Usually, if LGBT people make the news, it's as protestors, or victims. We're always the fringe, always the beggars on the outside looking in, no matter how "mainstream" our spokespeople look. In the U.S., especially, news producers (like organizers of inaugurations) then give air time to bigots so they can indulge in a false sense of balanced coverage and remind us just how much we're hated.
Which was why it was so particularly moving to hear the matter-of-fact description of Johanna Sigurdardottir's rise from union activist at IcelandAir to regular politics. No apologia for her queerness. No pats on the bottom for the white-haired dame.
It made me happy for a while, then depressed. God, I'm tired of homophobia. I'm tired of misogyny. I'm tired of promises of change then more of the same, even in Obama's stimulus package. When it isn't giving bankers free dough, it's all about rewards for dickholders. Even though women make up almost half of the workforce, Obama's projects primarily create jobs in extremely male fields like "green" industries, technology, construction, and mining where the few women that manage to survive have to fight for equal pay.
The programs to bring women into traditionally male jobs have had little success though their rate might improve now that it's easier for female employees to sue (thanks to Obama signing the Lilly Ledbetter Fair Pay Act.)
Trying to justify the disparity, the January release from the Obama administration used old data indicating women suffered less from unemployment during downturns. Unfortunately, August numbers showed women hitting unemployment as often men.
In fact, the National Women's Law Center crunched the numbers and found adult women's unemployment rising almost three times as fast as men's. "While the unemployment rate for men rose from 5.3 percent to 5.6 percent between July and August (a 5.7% increase), the unemployment rate for women jumped from 4.6 percent to 5.3 percent – a 15 percent increase in one month." Subcategories of black women and women supporting families were much harder hit.
Adding insult to injury to poor women, Obama and the Democrats dumped a measure from the stimulus package that would have allowed Medicaid coverage of family planning services, which includes birth control, but also a lot of basic gynecological services, like pap smears.
A New York Times editorial reports that the measure would have provided coverage to 2.3 million women by 2014 and saved $200 million over five years. Also, "the Medicaid family planning provision would reduce the number of abortions by helping an estimated half-million women avoid unplanned pregnancy, according to a study by the Guttmacher Institute."
The editorial blamed the GOP for their obstructionist politics and lack of commitment to women's rights and health. I blame Obama and the Democrats who already signaled in the presidential campaign that women's rights were a commitment of convenience. If it is convenient, they're committed. If not, not.

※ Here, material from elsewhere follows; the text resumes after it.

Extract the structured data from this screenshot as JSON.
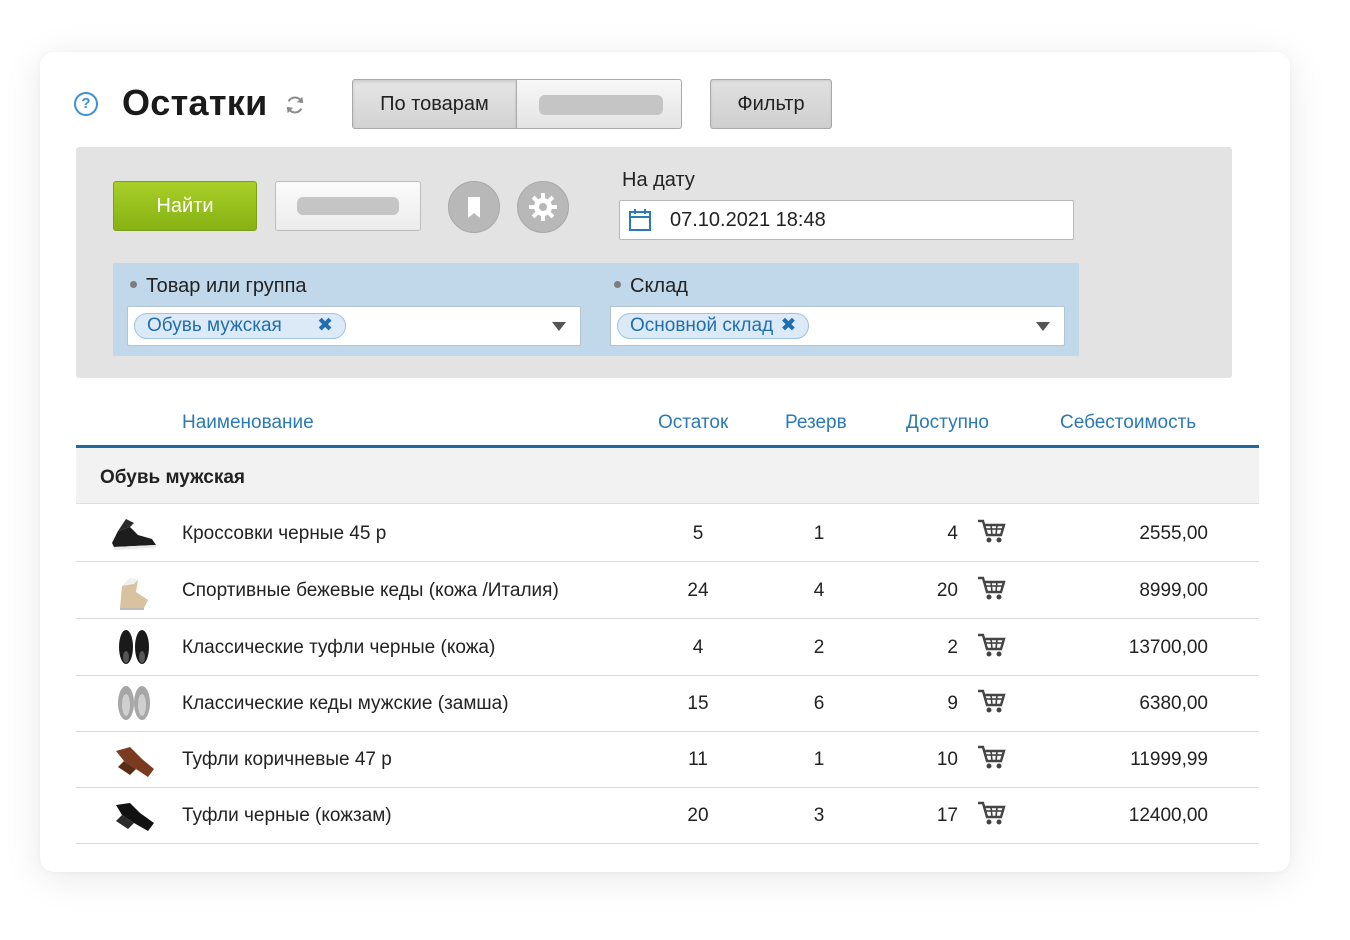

For instance, when all Obama had to do was sign a paper to revoke the gag rule forbidding U.S. funding of international programs that included family planning services -- he did. But when the similar Medicaid provision in the stimulus plan required a vote, traded favors and a backbone, women's interests were summarily dumped.
I'd likewise be surprised to see even a partial repeal of DOMA before an Angeln Saddleback pig takes to the sky.